Gloria’s nervousness was showing, but I could hardly blame her for that. This trip would be the hardest thing she would probably ever do. At least I hoped it was. I couldn’t help but think about the first time I saw her at the diner. I was hooked in an instant. She was the most beautiful girl I had ever seen. I could have a worse fate then being Gloria’s husband. I could feel a tinge of jealousy thinking that Bob had been her true love before I came along. I wasn’t exactly chopped liver, but I couldn’t help but wish that I was her only love, ever. I was not about to give her up now, Bob or no Bob Lollar. He had his chance. What if Bob was coming home to claim his prize…Gloria…but once he found out we were together decided, out of respect decided to not make any moves. Well, that would be just fine. What if? What if? What if? I must be losing it!

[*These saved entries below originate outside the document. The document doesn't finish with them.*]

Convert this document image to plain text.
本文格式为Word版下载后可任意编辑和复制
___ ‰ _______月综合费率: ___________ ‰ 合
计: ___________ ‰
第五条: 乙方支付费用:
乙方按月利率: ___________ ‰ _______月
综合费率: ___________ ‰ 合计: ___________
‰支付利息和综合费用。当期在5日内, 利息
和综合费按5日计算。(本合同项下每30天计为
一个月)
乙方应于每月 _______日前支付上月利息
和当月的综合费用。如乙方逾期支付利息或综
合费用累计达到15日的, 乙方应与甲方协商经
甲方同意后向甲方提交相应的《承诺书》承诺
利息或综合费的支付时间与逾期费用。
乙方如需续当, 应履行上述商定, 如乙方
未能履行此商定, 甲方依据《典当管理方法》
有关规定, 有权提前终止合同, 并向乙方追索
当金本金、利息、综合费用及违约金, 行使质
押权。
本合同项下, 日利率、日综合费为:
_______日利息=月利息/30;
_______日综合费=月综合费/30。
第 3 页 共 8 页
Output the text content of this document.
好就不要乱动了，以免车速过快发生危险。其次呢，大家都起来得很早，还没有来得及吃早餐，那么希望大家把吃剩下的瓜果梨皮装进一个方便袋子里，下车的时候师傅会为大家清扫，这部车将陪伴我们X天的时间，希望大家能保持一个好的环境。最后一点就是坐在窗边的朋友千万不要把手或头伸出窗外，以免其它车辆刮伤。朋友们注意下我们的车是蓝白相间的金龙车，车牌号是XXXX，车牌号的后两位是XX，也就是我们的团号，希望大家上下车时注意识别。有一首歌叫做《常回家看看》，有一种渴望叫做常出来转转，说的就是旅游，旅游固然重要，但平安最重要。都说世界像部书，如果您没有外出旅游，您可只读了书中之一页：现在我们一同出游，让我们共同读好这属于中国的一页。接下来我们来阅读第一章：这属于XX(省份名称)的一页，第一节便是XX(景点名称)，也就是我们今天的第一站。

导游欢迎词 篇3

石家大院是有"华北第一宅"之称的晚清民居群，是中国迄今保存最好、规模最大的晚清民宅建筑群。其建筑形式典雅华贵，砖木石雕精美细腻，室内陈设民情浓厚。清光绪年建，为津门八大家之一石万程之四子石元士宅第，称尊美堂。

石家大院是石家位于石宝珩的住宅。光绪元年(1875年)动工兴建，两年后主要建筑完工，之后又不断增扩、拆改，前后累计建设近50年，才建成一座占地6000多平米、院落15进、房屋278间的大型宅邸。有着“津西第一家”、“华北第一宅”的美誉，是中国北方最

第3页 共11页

It’s always crazy to chase a girl who is in love with someone else. I learned that the hard way in high school with Fran Thompson. Freshman year, I was so in love with her and she broke my heart into a million little pieces, left me crying in her driveway like a love-starved puppy. Oh well, that is history. This is turning out much better. Re-unions were tough seeing Fran with a guy I played football with. She still looked great and always said hi to me. Trying to kill me again I thought. I’ll never forget her seeing the hurt in my face, the day she told me it was over, but it just didn’t matter to her.

“Bill, are you alright,” said Gloria, grabbing me by the arms. “I thought I lost you there for a minute. Sleeping on your feet were you?”

I guess I was and didn’t know it. “Let’s go back and get something to eat. I am starved,” I said.

She grabbed my arm and we headed back to the kitchen. She laid her head on my shoulder as we walked.